The mantle of supreme authority has thus been handed to him by the credulous, or those who share his repellent views or consider them trivial, or who are even more bigoted. And then there are those who do not necessarily admire him but wanted even less to vote for Hillary Clinton. As one woman said in the New York Times: “I’m looking for a brighter future for me and my children, and honestly I felt like our country was kind of at risk if we did elect Hillary.” Another reflected: “Trump’s not a perfect man by any means. He kind of reminds me of my ex-husband. I think he’s a really good man, deep down.”

While America was ready for a black president a decade ago, it will not yet countenance a woman in charge. Rebecca Solnit put it bluntly when she wrote about the FBI reopening the investigation into the Clinton email scandal on the eve of the election. This intervention, she writes, shows that “it is more damaging to be a woman who has an aide who has an estranged husband who is a creep than actually to be a predator who has been charged by more than a dozen women with groping and sexual assault”.

Equally alarming is that over half the white women who voted – 53 per cent – chose Trump, compared with 98 per cent of black women and 68 per cent Hispanic or Latino women who cast their ballot for Mrs Clinton. Post-election, the race divide has deepened and none but a Pollyanna would be naive enough not expect trouble ahead. Meanwhile, only the most complacent would not feel concern that, as with so many trends and attitudes that come out of the US, it is only a matter of time before these currents lap our own shores and begin to change the way we think and behave.

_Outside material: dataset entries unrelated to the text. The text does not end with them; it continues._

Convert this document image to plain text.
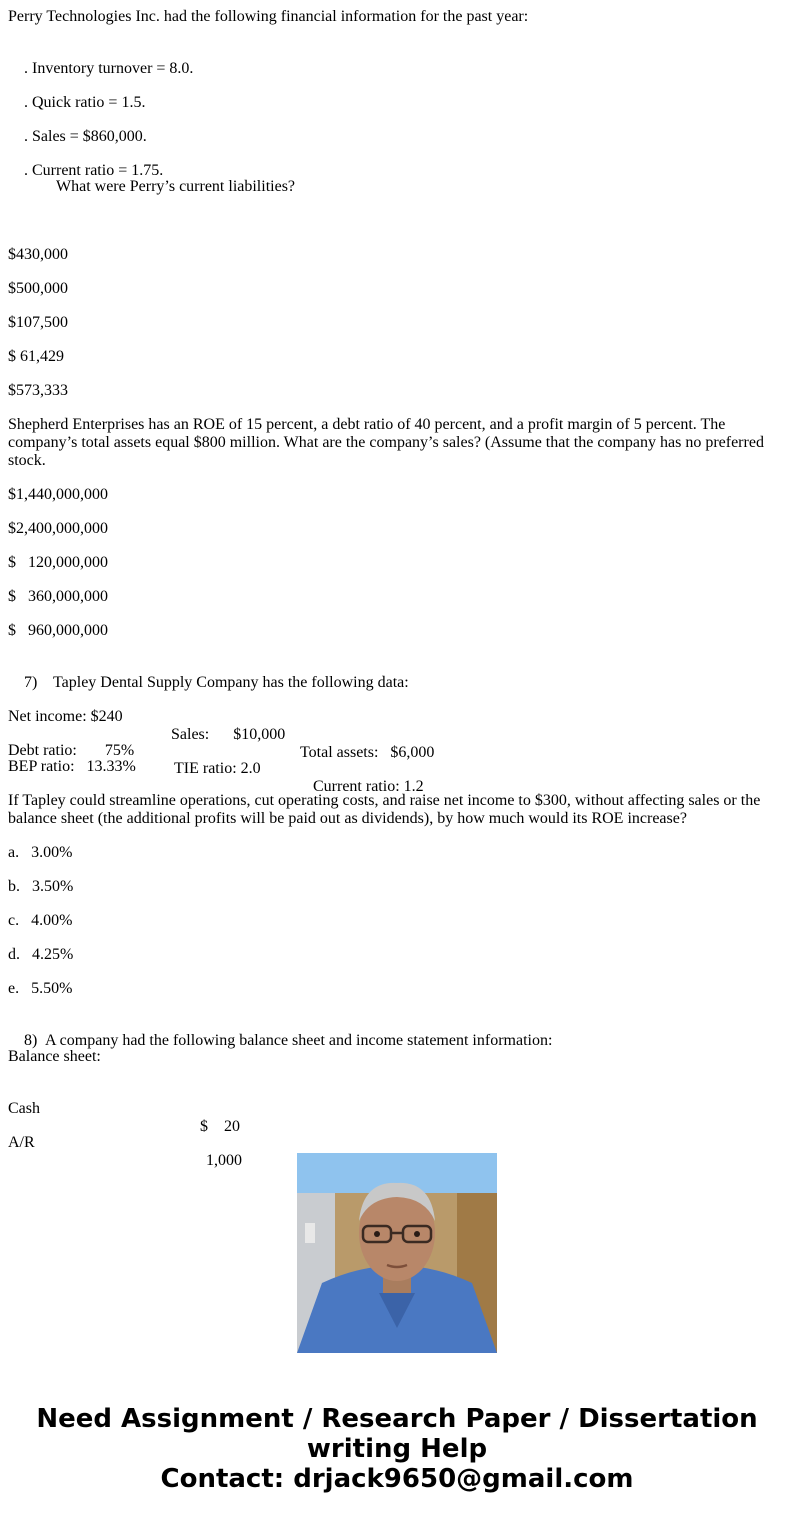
Perry Technologies Inc. had the following financial information for the past year:

. Inventory turnover = 8.0.

. Quick ratio = 1.5.

. Sales = $860,000.

. Current ratio = 1.75.

What were Perry’s current liabilities?

$430,000

$500,000

$107,500

$ 61,429

$573,333

Shepherd Enterprises has an ROE of 15 percent, a debt ratio of 40 percent, and a profit margin of 5 percent. The company’s total assets equal $800 million. What are the company’s sales? (Assume that the company has no preferred stock.

$1,440,000,000

$2,400,000,000

$   120,000,000

$   360,000,000

$   960,000,000

7) Tapley Dental Supply Company has the following data:

Net income: $240

Sales:      $10,000

Total assets:   $6,000

Debt ratio:       75%

TIE ratio: 2.0

Current ratio: 1.2

BEP ratio:   13.33%

If Tapley could streamline operations, cut operating costs, and raise net income to $300, without affecting sales or the balance sheet (the additional profits will be paid out as dividends), by how much would its ROE increase?

a.   3.00%

b.   3.50%

c.   4.00%

d.   4.25%

e.   5.50%

8) A company had the following balance sheet and income statement information:

Balance sheet:

Cash

$    20

A/R

1,000

Need Assignment / Research Paper / Dissertation
writing Help
Contact: drjack9650@gmail.com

Observing the crushing of Mrs Clinton and elevation of Mr Trump was not to see mature democracy in action but something much more disturbing: primitive loathing of powerful women and instinctual awe of Alpha males; engrained fear and dislike of African-Americans; and utter disdain for the environment. Yet the society that Mr Trump’s election has revealed has been there all along. We have just chosen to dismiss it as marginal. It has been visible in the gun-lobby who refuse to give up their entitlement to bear arms, despite the thousands of innocent people who die as a result. It can be seen in six-lane highways clogged with gas-guzzling SUVs, the despoiling of Alaska for oil and disregard for all those beyond America’s borders. It can be found in bitter class, gender and race divides, growing ghetto-isation and anti-immigrant rhetoric.

And you see it in the crumbling of one of America’s founding creeds, of being part of a community and helping others. Selfishness, instead, is now seen as the key to survival.

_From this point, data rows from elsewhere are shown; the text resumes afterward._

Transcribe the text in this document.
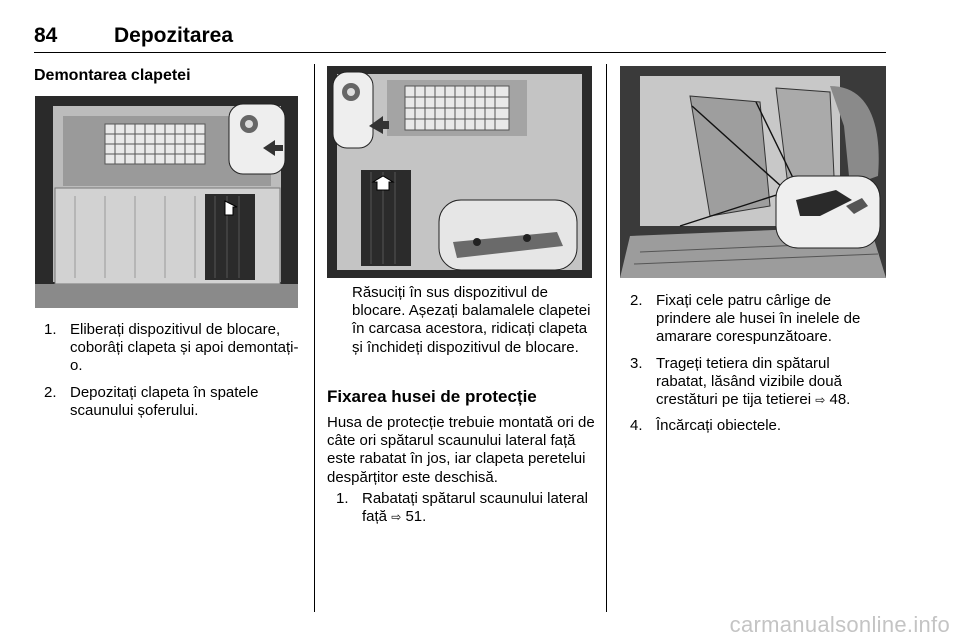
84	Depozitarea
Demontarea clapetei
1. Eliberați dispozitivul de blocare, coborâți clapeta și apoi demontați-o.
2. Depozitați clapeta în spatele scaunului șoferului.
Răsuciți în sus dispozitivul de blocare. Așezați balamalele clapetei în carcasa acestora, ridicați clapeta și închideți dispozitivul de blocare.
Fixarea husei de protecție
Husa de protecție trebuie montată ori de câte ori spătarul scaunului lateral față este rabatat în jos, iar clapeta peretelui despărțitor este deschisă.
1. Rabatați spătarul scaunului lateral față ⇨ 51.
2. Fixați cele patru cârlige de prindere ale husei în inelele de amarare corespunzătoare.
3. Trageți tetiera din spătarul rabatat, lăsând vizibile două crestături pe tija tetierei ⇨ 48.
4. Încărcați obiectele.
carmanualsonline.info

With the coming together of all these factors you could say that Mr Trump has been voted in on a perfect storm of prejudice. Anyone tempted to consider this scare-mongering should read David Fahrenholt of the Washington Post. He spent a year on the presidential candidate’s tail, and what he discovered does not indicate a character of integrity, wisdom or depth. When he received a death threat for his revelations, a security officer advised the Post to install a panic room, with supplies to last out a siege. The death threat is not Mr Trump’s fault yet it is indicative of the extreme, almost fantastical and aggressive culture in which he has flourished and risen, scum-like, to the top, and that others now accept as the norm. Having him as president, however, will not be normal. But then, what is these days?